No joelho dos homens há um centro que vibra e faz tremer as pernas quando se tem medo. É preciso revigorar este centro com a força elemental para poder entrar na contraparte sutil da Natureza. É preciso, também, limpar-nos e purificar-nos, a fim de não parecermos repulsivos aos Princípios Elementais.

Com o exercício e o valor de um herói, abrem-se nos as portas da natureza interna e entramos em contato com Elementais e Elementares. Nessa atmosfera nada de mau pode ser pedido à Natureza. Ali não existem dimensões. Contempla-se o Número, mas não o fenômeno. Concebe-se a causa e não o efeito, podendo-se passar de um estado denso a outro mais sutil.
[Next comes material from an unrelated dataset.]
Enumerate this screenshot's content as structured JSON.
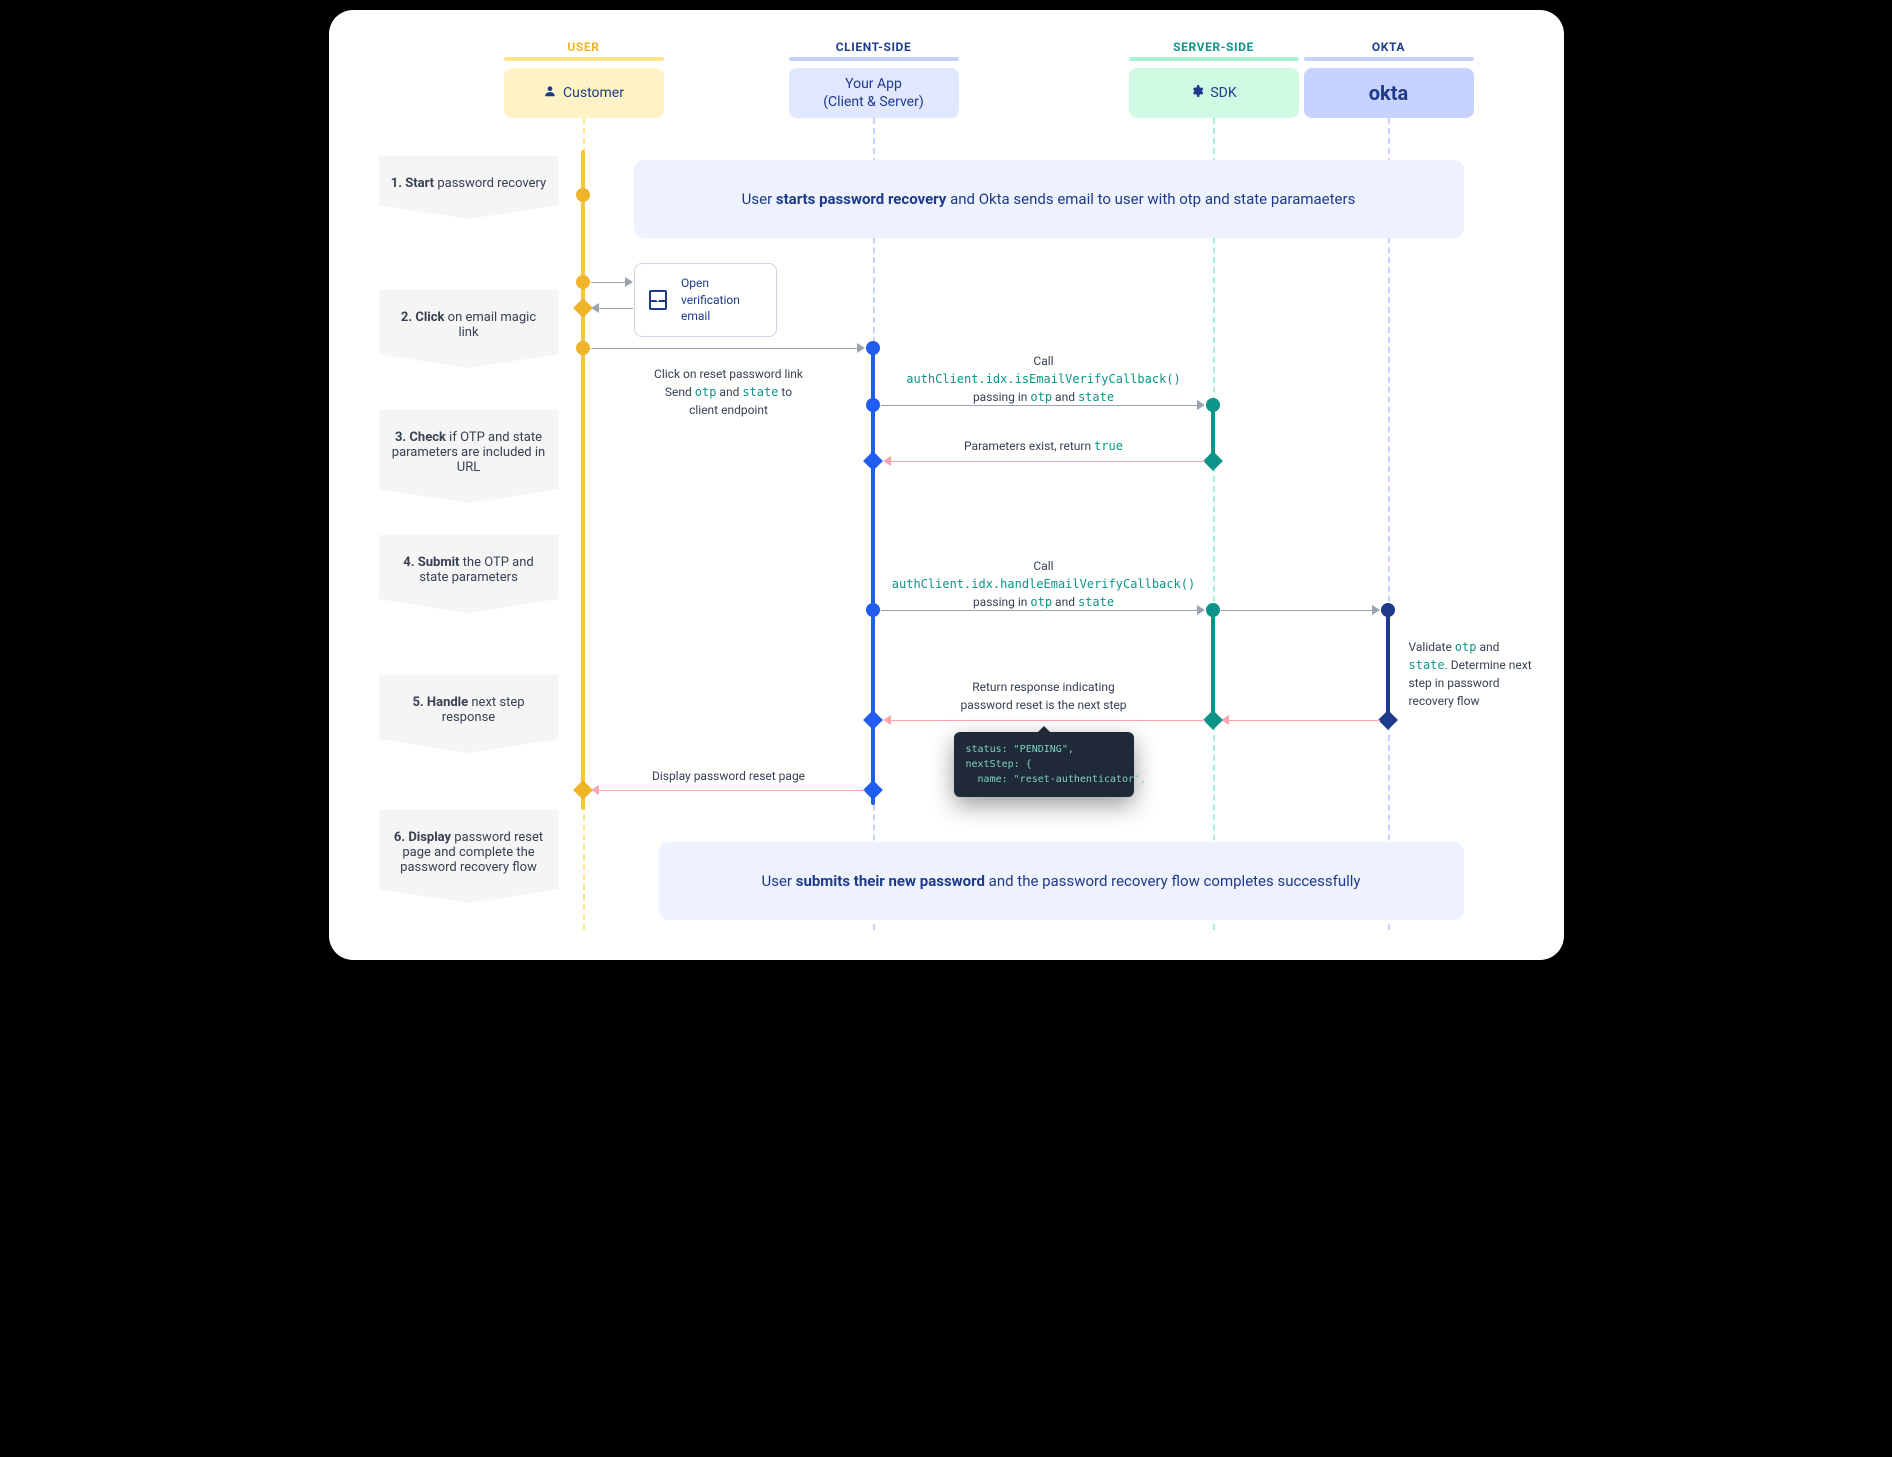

Quando se viaja conscientemente sem o corpo, consegue-se alcançar a consciência da Natureza-Mãe, voltando então o homem a governar os elementos. Em tal estado já se pode aprender muitas fórmulas secretas dos Elementais e da Magia Elemental, com as quais pode-se manipular a substância mental, provocando ilusões que o mundo rotularia de milagres. O engano da visão é uma delas. Tais seres elementais são os anjos de todas as religiões, encarregados de propagar as boas obras e os pensamentos virtuosos do homem, a fim de que estes cheguem a todas as mentes e sejam conhecidos por todos.

Todo verdadeiro artista é amigo dos Elementais. No entanto, santos e pecadores conseguiram entrar no mundo elemental. Os ignorantes ali penetrarão para procurar instruções que os capacitem a também dominar os elementais interiores. Foi a partir dessa esfera elemental que os profetas deste mundo fizeram suas previsões. As pessoas que agem impessoalmente penetram com mais facilidade nos domínios dos Elementais, porque a Natureza só retrocede ante os seres que agem de modo pessoal. Devemos imitar a Mãe-Natureza em seu altruísmo, a fim de podermos receber todas as suas riquezas.

Todo governante deve aliar-se à Natureza, a fim de continuar dominando-se e governando. Muitos querem a riqueza primeiro, para depois dedicarem-se ao estudo, o que é de todo impossível. Toda posse em excesso elimina a pureza e a simplicidade da vida, acumulando paixões e desejos que escravizam o cérebro do homem, afastando-o da sabedoria que precisaria ter da parte superior da Natureza.

Os Elementais também repudiam aos cruéis e, em geral, aos que buscam a destruição da vida. Os exterminadores de animais recebem certas descargas atômicas que os impedem de atingir o desenvolvimento mental. Os Elementais conhecem o homem pela luz que emana dele e, caso sua existência seja abundante, obedecem-no com alegria, ajudando-o. É o caso dos magos natos. Existem, porém, magos de natureza inferior que recebem o auxílio dos Elementais inferiores malignos, responsáveis pela criação de apetites anormais nas mentes humanas.

As raças recebem sua ciência e suas artes do Mundo Elemental. O elemental pode apresentar-se com a roupa que quiser e imitar qualquer ser que o agrade. Pode, também, dar ensinamentos vedados aos átomos inferiores a homens que mereçam ter acesso a seus mundos. Com a ajuda de tais seres, podemos ver as funções internas dos órgãos físicos, assim como o funcionamento da mente em oposição ao desejo. Eles protegem o homem contra o mal alheio. Em várias ocasiões, presenciamos casos em que pessoas descreveram enfermidades internas de pacientes sem ao menos tocá-los, enquanto noutras o diagnóstico foi feito à distância, pelo exame de algum objeto que a eles tivesse pertencido.

Dentro do corpo físico existem departamentos onde os Elementais ensinam ao aspirante a forma pela qual plasmam os objetos, manipulando as substâncias mentais a fim de convertê-las em formas de inefável beleza, em todos os reinos da Natureza, do mineral ao angélico.